XXII
Se acercaba el verano, comenzaban los días radiantes de sol, los árboles del parque de Montsouris y de los bulevares próximos estaban verdes y llenos de hojas, los macizos plagados de flores. En el bulevar Jourdan se veían también muchos jardines floridos.
Al comenzar aquellos días espléndidos, se le ocurrió a Susana, sobre todo los días de fiesta, ir al parque a pintar.
—Venga usted —me dijo.
—Iría con gusto; pero no tengo caja ni pintura, ni tengo tiempo.
—Pero ¿el día de fiesta?
—Trabajo lo mismo.
—¿Cuánto trabaja usted?
—Diez o doce horas al día.
—Es exagerado. Eso no debía usted hacerlo.
—Quiero tener una pequeña reserva de dinero, encontrarme un poco seguro.
—Yo creo que nadie está absolutamente seguro. No hay que pensar en eso.
Yo me reí.
—No vaya usted a hacer como mi padre, que llega a considerar que una ventana abierta o una mosca en la mesa es un gran peligro.
—Pero todo el mundo preconiza el ahorro como una gran virtud.
—Yo no digo que no se ahorre algo; pero pensar sólo en ahorrar me parece una locura.
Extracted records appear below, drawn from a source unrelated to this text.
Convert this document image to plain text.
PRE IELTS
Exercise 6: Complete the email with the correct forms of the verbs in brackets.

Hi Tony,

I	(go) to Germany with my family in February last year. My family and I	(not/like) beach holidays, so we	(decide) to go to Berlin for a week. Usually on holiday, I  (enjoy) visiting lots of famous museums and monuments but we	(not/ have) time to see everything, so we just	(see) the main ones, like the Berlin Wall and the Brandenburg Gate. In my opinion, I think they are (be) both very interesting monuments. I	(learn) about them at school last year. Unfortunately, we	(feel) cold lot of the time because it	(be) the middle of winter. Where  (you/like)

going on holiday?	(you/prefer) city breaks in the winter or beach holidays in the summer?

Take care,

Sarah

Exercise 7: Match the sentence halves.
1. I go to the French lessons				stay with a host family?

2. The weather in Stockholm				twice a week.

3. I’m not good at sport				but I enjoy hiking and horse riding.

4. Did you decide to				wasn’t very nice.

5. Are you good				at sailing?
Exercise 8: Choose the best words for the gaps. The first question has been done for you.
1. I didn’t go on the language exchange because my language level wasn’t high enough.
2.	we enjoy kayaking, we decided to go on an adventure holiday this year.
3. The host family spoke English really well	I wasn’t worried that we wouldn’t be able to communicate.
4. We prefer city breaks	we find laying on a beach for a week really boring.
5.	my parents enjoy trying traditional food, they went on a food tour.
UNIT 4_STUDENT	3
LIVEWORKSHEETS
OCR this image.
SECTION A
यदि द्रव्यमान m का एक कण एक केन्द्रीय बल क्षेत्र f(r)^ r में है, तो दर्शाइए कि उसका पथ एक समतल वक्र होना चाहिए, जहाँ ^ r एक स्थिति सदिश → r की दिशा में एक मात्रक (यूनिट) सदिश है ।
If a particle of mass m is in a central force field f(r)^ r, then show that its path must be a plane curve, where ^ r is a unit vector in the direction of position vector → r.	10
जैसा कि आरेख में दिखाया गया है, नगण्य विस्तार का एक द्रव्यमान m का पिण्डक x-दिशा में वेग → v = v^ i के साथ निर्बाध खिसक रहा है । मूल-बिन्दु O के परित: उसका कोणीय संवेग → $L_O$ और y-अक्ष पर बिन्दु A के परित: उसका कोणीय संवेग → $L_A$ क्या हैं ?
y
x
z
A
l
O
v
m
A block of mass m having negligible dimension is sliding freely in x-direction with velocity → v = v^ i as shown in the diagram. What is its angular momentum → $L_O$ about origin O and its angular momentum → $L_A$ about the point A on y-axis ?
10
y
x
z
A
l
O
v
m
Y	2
Así que los domingos puede usted dejar de trabajar sin miedo; yo tengo en casa tres o cuatro cajas con colores y pinceles. Le prestaré a usted una.
—Bueno, entonces iré.
Aquellos días fueron para mí encantadores. Estaba al lado de ella, charlábamos y comparábamos lo que hacíamos los dos en nuestros respectivos lienzos. Pronto se vio el carácter de la pintura de cada uno. Lo que hacía yo era pesado, triste y realista; lo de Susana, alegre, infantil y ligero.
—Mi padre ha visto lo que hace usted —me dijo Susana una vez—. Asegura que tiene usted muchas condiciones de pintor.
—¡Bah! Ya veremos. No creo que serán nunca bastantes para ganarme la vida con la pintura.
A mediados de junio me encontré con que Susana faltaba por las mañanas al parque; luego supe, por Atalia Bartas, que el señor Roberts y su hija se habían marchado a pasar unos días a una playa del Norte. Me asombré. No me habían dicho nada. El pintor, al parecer, se encontraba algo enfermo.
Los días se alargaron y llegaron a semanas y a meses. Till Fortuner se fue a Inglaterra, a pasar las vacaciones a casa de unos parientes. Escribí varias veces a Susana, que no me contestó.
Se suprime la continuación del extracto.